Reign of Christ Sunday
“My kingdom is not from this world.” What on earth did Jesus mean by that statement to Pontius Pilate?
Does Jesus mean we should pay less attention to the news? Perhaps. But this is really about our understanding of God and God’s power. The kingdoms of the world—political, economic, social—are to some degree built on force, whether physical might, financial force, social pressure. “Not from this world” means that God’s kingdom is built on a different kind of power: not force but love, gentle persuasion, and our willing response to God.

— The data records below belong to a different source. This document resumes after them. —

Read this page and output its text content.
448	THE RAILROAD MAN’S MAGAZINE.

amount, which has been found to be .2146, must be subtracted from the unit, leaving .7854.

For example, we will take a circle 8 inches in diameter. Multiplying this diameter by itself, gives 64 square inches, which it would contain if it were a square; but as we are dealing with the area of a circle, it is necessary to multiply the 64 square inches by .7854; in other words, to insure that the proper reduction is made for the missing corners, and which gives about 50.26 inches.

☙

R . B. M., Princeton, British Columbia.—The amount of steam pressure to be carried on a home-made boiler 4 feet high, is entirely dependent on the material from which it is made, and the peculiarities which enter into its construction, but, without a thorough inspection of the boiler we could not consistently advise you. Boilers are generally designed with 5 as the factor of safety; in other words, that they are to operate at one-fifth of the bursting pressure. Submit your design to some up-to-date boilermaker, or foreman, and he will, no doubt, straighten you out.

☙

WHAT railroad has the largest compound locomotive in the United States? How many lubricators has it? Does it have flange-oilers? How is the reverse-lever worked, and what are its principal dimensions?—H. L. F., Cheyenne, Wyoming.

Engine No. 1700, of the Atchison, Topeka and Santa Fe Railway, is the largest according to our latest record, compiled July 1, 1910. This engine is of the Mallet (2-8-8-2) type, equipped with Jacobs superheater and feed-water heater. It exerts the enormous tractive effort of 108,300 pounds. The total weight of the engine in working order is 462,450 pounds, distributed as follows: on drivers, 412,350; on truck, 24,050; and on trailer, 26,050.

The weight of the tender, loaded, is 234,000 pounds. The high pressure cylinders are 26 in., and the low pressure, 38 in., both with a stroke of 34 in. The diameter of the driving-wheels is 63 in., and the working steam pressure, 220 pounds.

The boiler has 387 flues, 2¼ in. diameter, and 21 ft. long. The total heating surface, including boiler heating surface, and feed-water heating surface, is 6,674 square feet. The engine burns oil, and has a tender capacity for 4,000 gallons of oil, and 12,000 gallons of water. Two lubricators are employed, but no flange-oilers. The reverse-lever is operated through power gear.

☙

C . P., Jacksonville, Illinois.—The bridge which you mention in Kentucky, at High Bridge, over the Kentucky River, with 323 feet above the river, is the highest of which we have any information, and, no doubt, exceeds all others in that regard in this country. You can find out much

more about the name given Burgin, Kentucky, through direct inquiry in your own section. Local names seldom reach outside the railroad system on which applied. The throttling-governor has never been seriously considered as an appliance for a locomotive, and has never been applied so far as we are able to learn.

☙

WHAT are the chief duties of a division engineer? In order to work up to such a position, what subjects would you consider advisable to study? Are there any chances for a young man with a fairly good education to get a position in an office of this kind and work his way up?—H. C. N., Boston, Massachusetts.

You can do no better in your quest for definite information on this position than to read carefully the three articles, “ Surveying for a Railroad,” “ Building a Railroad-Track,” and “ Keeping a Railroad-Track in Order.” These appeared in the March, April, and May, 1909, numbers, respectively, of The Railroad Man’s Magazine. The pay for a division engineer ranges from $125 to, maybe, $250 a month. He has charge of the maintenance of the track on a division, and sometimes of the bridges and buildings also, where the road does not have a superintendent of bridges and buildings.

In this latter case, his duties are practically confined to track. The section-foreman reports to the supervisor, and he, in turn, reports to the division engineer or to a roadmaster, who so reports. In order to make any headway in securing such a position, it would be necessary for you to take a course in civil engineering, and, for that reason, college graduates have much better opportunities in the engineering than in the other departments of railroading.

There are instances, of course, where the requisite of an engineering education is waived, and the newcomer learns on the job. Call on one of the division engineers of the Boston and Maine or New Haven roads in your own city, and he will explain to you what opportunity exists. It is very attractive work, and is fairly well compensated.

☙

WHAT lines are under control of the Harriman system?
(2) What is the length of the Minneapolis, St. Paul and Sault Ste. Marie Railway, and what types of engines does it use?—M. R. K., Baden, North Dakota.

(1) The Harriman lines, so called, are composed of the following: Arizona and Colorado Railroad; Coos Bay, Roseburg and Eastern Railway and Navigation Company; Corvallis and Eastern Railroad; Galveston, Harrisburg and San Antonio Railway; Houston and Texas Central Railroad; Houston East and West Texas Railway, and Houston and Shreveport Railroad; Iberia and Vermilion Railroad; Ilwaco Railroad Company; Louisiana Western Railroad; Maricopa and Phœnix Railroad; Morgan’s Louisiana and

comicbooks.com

What kind of power do we associate with God? “Not from this world” suggests that Jesus is speaking against frightening people into obeying God. “Not from this world” suggests that Jesus is speaking against those who forcefully keep women in subservient positions, saying that is God’s will. “Not from this world” suggests Jesus is warning against using political power to make people obey God.
Jesus still invites you and me to be obedient to God, to seek the kind of life and world that God wants. But he invites you and me to do that willingly and joyfully—even when sometimes that is not easy.
Followers of Jesus, from the first century to the twenty-first century, have been tempted to live like the rest of the world. It is easier to imagine that God looks and acts like us. Jesus invites us, rather, to consider how we might look and act more like God.
The Gospel readings of the coming Sundays of Advent, which speak of John the Baptist and of the end of the world, remind us of the conflict between the ways of the world and the ways of God. And then comes the surprising act of God: we see the power of God in a power-less baby, and Moravians sing, “Not Jerusalem, lowly Bethlehem.”